HP EliteDesk 8 Mini G1a Desktop Next-Gen AI PC with 3 Yr Warranty & Wolf Pro Security

HP

8 GB RAM256 GB StorageIntel® Core™ i3-14100 (up to 4.7 GHz with Intel® Turbo Boost Technology, 12 MB L3 cache, 4 cores, 8 threads)
$579.99

Why it made the list: It is here for buyers who want the essentials covered first and would rather not pay extra for features they will not use. The 256GB SSD keeps it from feeling stripped-down, which is not automatic at this price point.

Well-rounded pick

HP OmniStudio All-in-One Desktop 24-cv0000m PC 24"

HP

8 GB RAM256 GB StorageAMD Ryzen™ 3 30 (up to 4.1 GHz max boost clock, 4 MB L3 cache, 4 cores, 8 threads)23.8"
$589.99

Why it made the list: The reader for this pick is someone whose goal is "a working laptop I do not have to worry about" rather than a shiny spec sheet. At this end of the market, a 256GB SSD matters because slow or cramped storage is where cheap laptops often feel cheap first.

Well-rounded pick

ThinkCentre Neo 50q Qualcomm

Lenovo

16 GB RAM256 GB StorageSnapdragon® X X1-26-100 Processor (2.97 GHz)
$649

Why it made the list: For the tenth position, ThinkCentre Neo 50q Qualcomm has a distinct job as a no-drama everyday choice. For the tenth position, ThinkCentre Neo 50q Qualcomm has a distinct job as a lower-list comparison pick. The useful distinction is a Snapdragon-class chip plus 16GB memory with 256GB storage, which gives this pick a narrower job than the models above it. Skip it if you want the strongest headline spec; keep it if that specific mix solves the comparison.

Want More Control?

Use this guide as the shortlist, then refine by price, RAM, GPU, battery life, weight, display size, and software requirements inside the full FilterKilter tool.

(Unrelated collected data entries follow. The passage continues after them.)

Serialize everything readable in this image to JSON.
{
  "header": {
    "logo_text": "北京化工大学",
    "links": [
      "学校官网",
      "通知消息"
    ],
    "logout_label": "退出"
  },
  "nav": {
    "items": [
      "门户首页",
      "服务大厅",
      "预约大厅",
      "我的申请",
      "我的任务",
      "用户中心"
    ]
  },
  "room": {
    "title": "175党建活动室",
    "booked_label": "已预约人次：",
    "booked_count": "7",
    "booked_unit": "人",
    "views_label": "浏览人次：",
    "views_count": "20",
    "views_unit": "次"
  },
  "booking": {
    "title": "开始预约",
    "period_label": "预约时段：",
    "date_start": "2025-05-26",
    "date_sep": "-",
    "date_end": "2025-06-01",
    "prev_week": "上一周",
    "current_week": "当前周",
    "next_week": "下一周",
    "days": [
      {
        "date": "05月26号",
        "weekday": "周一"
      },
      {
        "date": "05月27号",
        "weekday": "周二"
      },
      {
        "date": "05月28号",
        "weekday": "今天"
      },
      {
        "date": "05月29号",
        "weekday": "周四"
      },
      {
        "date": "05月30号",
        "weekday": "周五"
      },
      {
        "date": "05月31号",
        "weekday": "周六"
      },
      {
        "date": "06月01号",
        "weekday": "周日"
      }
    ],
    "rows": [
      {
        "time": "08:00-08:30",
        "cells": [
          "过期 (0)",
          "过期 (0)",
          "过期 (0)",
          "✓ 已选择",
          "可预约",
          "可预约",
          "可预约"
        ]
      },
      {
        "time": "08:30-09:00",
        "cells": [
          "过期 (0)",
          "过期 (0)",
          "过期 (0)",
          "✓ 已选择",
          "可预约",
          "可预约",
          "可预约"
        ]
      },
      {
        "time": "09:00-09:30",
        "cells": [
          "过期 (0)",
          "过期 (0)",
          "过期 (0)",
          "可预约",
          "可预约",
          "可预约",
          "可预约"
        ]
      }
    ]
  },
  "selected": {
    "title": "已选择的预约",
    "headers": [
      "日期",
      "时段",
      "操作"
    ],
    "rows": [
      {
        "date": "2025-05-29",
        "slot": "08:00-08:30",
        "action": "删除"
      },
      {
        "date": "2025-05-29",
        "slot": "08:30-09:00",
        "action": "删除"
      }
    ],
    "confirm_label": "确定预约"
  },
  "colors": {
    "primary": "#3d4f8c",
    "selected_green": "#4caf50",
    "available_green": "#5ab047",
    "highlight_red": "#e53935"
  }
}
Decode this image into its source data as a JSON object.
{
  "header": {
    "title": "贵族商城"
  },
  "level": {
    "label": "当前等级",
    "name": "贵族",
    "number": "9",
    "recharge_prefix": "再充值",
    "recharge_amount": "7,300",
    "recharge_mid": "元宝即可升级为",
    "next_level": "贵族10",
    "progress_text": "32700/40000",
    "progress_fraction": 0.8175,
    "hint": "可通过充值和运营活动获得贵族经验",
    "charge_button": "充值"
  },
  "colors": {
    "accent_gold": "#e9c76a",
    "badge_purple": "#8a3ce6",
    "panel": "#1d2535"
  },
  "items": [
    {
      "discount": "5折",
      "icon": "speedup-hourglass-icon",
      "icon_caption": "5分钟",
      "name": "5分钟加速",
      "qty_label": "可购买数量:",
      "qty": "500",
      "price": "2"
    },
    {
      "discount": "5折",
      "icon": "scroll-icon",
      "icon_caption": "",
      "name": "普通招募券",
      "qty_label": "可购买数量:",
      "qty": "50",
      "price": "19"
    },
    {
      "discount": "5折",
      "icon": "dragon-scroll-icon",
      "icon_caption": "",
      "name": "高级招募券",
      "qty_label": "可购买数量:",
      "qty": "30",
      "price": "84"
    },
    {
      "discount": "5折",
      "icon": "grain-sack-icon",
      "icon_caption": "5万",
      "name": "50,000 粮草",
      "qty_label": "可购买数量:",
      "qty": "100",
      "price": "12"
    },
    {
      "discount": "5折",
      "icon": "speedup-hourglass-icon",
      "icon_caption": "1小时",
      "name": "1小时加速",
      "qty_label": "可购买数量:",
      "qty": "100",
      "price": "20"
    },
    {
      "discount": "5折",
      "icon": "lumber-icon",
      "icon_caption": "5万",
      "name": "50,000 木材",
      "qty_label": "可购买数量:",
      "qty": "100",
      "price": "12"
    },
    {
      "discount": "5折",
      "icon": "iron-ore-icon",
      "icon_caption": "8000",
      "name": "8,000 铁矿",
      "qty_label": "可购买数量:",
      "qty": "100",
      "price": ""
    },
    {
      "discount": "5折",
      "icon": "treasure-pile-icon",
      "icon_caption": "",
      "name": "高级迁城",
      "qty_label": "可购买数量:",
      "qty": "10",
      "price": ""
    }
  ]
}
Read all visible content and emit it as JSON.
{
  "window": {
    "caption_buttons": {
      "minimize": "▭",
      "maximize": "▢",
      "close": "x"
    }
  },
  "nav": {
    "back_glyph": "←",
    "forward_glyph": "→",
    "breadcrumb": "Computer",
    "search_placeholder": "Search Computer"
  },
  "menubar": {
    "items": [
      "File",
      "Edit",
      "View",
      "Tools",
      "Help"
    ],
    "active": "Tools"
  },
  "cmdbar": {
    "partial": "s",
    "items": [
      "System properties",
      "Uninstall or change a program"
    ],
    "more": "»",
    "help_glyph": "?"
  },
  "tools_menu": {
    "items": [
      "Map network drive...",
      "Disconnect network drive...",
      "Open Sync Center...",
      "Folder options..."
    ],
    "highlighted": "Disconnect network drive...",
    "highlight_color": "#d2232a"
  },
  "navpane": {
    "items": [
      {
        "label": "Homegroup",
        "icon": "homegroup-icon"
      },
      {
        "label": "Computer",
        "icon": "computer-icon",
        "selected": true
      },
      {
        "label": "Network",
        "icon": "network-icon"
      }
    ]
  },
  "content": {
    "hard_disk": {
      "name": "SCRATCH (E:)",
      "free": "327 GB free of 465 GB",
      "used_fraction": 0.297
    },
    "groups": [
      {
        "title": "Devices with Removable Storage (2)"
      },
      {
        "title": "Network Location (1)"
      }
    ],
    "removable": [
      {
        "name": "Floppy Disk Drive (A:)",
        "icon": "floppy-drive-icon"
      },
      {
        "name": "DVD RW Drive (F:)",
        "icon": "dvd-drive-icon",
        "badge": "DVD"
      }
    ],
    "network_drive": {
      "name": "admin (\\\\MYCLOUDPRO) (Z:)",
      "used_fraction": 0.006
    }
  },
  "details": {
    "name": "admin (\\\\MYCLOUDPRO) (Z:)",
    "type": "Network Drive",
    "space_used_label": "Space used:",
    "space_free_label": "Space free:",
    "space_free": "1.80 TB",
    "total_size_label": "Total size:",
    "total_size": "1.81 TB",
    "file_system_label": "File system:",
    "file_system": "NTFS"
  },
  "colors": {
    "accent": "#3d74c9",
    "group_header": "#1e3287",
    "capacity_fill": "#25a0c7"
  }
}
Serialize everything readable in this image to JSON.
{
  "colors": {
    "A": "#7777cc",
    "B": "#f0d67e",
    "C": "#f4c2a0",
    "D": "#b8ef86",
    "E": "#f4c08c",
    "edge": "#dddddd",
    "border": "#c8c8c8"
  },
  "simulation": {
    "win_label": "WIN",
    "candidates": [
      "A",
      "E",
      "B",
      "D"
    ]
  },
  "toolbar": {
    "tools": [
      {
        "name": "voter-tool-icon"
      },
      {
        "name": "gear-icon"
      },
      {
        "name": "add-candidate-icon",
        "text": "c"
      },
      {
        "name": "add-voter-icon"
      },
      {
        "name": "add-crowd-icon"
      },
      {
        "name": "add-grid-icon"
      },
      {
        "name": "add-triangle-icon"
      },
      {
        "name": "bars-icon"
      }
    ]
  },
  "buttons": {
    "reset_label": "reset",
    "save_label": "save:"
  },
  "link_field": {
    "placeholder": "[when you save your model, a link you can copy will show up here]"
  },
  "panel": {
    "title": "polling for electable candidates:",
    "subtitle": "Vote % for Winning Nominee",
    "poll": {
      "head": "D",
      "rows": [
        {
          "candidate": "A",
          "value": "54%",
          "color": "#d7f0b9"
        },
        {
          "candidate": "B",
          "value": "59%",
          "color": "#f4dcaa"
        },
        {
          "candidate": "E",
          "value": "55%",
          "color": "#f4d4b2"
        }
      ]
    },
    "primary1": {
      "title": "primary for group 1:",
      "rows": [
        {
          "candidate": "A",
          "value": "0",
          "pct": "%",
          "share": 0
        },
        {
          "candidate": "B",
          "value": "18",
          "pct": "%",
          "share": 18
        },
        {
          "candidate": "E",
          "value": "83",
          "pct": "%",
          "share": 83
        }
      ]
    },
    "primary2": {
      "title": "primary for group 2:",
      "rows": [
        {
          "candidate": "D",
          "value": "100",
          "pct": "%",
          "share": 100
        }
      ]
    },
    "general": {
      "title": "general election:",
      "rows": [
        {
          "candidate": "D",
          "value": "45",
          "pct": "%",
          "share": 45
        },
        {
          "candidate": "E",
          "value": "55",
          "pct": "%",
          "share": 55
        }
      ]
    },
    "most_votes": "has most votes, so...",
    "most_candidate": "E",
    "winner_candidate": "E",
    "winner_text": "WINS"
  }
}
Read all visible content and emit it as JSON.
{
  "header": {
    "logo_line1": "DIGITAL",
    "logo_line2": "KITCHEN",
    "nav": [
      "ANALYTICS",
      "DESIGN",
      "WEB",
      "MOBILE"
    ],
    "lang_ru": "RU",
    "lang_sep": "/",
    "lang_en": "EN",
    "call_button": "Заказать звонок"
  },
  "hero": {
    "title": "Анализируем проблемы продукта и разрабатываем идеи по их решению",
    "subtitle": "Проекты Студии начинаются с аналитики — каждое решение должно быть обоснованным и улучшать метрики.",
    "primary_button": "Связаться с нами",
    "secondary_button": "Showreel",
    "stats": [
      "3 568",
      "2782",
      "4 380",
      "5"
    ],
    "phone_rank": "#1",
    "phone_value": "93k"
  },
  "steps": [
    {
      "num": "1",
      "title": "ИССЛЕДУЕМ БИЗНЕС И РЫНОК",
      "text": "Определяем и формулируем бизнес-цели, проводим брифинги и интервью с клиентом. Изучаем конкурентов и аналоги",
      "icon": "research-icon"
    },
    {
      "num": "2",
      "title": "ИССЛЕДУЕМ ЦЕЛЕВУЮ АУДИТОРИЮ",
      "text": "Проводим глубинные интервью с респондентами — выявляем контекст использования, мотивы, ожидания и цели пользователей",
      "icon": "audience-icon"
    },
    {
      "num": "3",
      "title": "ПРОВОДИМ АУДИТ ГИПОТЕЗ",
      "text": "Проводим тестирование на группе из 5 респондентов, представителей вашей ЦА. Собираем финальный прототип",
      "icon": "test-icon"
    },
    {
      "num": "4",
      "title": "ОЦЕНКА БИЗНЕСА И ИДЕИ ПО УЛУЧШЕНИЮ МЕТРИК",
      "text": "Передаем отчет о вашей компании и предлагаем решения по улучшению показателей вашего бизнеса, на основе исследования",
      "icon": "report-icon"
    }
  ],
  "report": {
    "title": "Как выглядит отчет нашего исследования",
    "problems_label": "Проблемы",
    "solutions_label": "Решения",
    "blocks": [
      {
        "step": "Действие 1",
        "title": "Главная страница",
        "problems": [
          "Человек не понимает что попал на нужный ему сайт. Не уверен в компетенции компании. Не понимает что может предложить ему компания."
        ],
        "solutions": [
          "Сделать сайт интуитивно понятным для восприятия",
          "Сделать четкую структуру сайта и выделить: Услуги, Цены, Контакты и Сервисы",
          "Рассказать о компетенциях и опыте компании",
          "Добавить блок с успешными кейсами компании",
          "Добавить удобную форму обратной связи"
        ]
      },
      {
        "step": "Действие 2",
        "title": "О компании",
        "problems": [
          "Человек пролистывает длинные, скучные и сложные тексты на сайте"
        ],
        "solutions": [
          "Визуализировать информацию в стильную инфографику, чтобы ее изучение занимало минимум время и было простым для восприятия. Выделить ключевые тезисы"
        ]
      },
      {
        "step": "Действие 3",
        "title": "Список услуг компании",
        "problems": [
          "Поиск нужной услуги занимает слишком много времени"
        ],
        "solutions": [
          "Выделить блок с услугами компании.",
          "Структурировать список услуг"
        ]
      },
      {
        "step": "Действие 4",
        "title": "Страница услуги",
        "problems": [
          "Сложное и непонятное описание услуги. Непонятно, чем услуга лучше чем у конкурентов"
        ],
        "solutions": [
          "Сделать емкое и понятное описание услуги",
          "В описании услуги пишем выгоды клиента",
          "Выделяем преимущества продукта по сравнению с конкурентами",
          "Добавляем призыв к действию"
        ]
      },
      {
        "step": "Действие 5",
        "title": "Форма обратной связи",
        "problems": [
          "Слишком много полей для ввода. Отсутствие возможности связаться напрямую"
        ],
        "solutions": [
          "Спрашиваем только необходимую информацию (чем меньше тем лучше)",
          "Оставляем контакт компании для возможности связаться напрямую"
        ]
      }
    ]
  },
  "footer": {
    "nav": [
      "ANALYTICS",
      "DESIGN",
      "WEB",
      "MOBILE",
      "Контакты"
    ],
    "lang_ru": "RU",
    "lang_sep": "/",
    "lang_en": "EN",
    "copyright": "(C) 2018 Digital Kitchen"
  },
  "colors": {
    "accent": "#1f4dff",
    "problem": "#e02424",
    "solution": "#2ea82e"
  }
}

Open FilterKilter — Full Filtering & Sorting Tool →

Frequently Asked Questions

What should you compare first in this category?

Start with the non-negotiables for this kind of shopping shortcuts: performance, portability, display size, and price. Once those are aligned, compare smaller quality-of-life details like ports, keyboard feel, battery life, and thermals.

How much RAM is enough?

8 GB is the floor for a comfortable modern desktop, but 16 GB is still worth paying for if you want more breathing room and a longer useful lifespan.

Do you need a dedicated GPU for this kind of desktop?

Usually not. Integrated graphics is enough for web work, office tasks, schoolwork, and general productivity. Pay for a dedicated GPU only if you know your workload will use it.

Sources and Notes

Windows 11 system requirements

Microsoft Support. Baseline Windows hardware requirements used when judging everyday Windows laptops. Accessed 2026-05-21.

Microsoft 365 and Office resources

Microsoft Support. Office and Microsoft 365 compatibility context for school, work, and productivity picks. Accessed 2026-05-21.

Zoom system requirements

Zoom Support. Video-meeting requirements used for student, remote-work, and business recommendations. Accessed 2026-05-21.